Since Franz Alexander (1950) gave prominence to the Holy Seven Psychosomatic Diseases, the field of psychosomatic medicine has come a long way. While Alexander’s emphasis on essential hypertension, thyrotoxicosis, bronchial asthma, rheumatoid arthritis, peptic ulcer, ulcerative colitis, and neurodermatitis may have been inadvertent, it nevertheless established in the minds of several generations of physicians that these were the psychosomatic diseases, while implying that other diseases were not so or less so.

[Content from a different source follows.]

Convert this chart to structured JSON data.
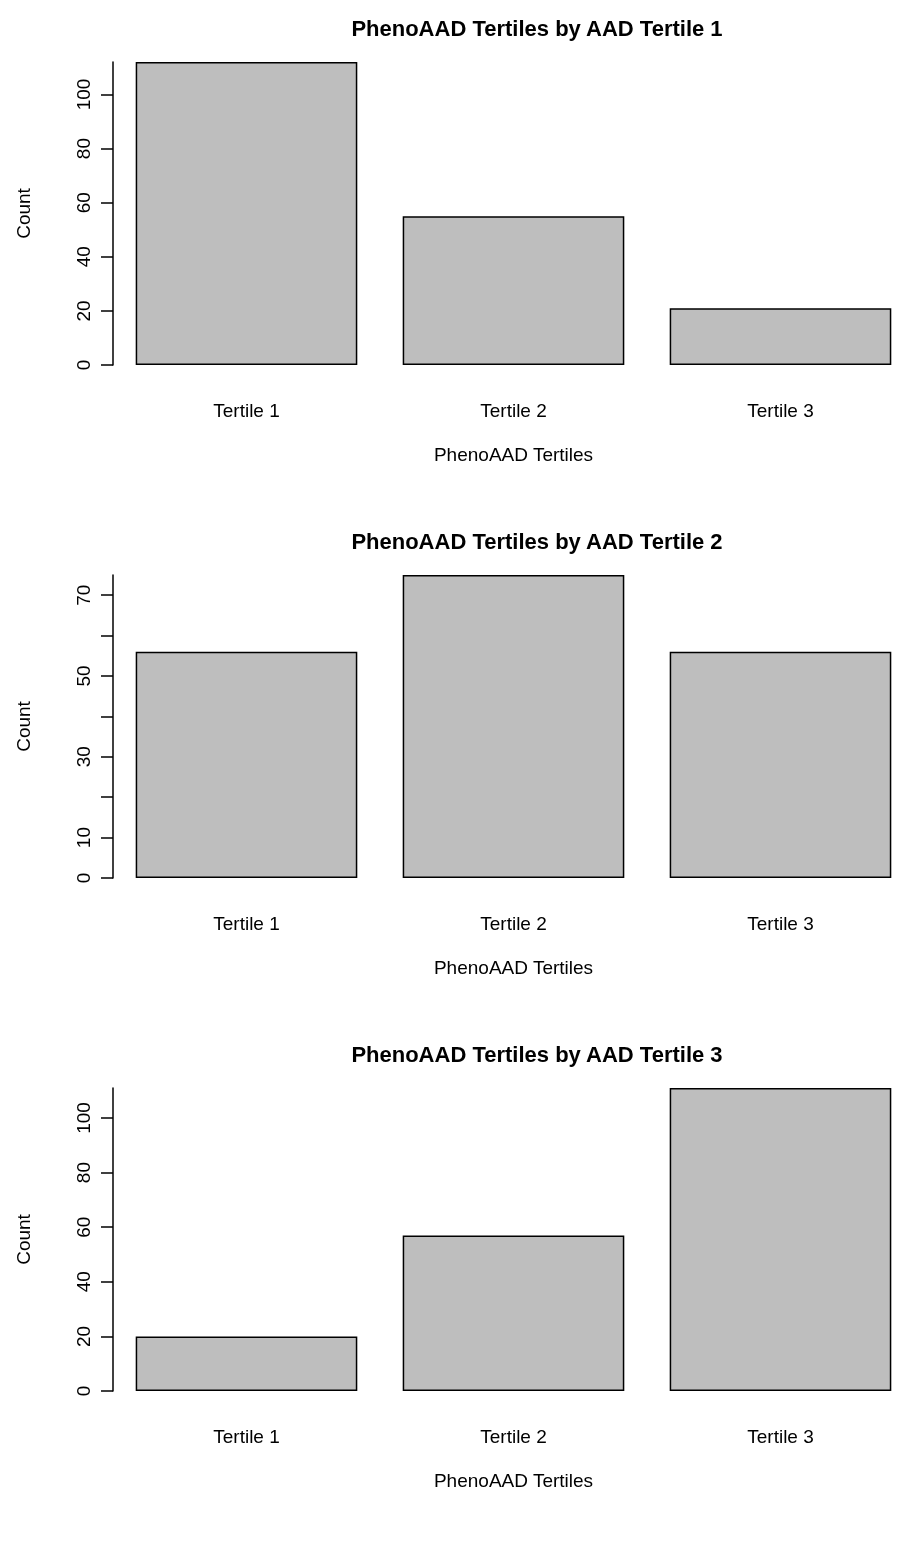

Their designation as diseases in which psychological determinants could be identified implied that they could be treated by psychotherapy. Although there are some studies suggesting that some of these diseases at some stages in some individuals in specific circumstances can be ameliorated if not cured with psychodynamically oriented psychotherapy, there has not been overwhelming success with this approach (Karush, Daniels, O’Connor, et al., 1969). Alexander’s work is perhaps more notable in his identification of other factors involved in the precipitation of disease processes. His emphasis on the occurrence of an environmental event proximal to the disease onset has been an invaluable concept for those of us studying and treating disease. It is a hypothesis that motivates much of the research in psychosomatic medicine and psychiatry today (Holmes & Rahe, 1967; Paykel, Prusoff, & Uhlenhuth, 1971). His further suggestion that the environmental event serving to precipitate disease reevokes latent, unresolved conflicts derived from early infantile childhood experience remains an intriguing hypothesis. The idea that the nature of the conflict has specificity for the specific disease process is more difficult to substantiate. Nevertheless, this suggestion has continued to intrigue researchers over the past quarter century (Engel, 1956; Nemiah & Sifneos, 1964).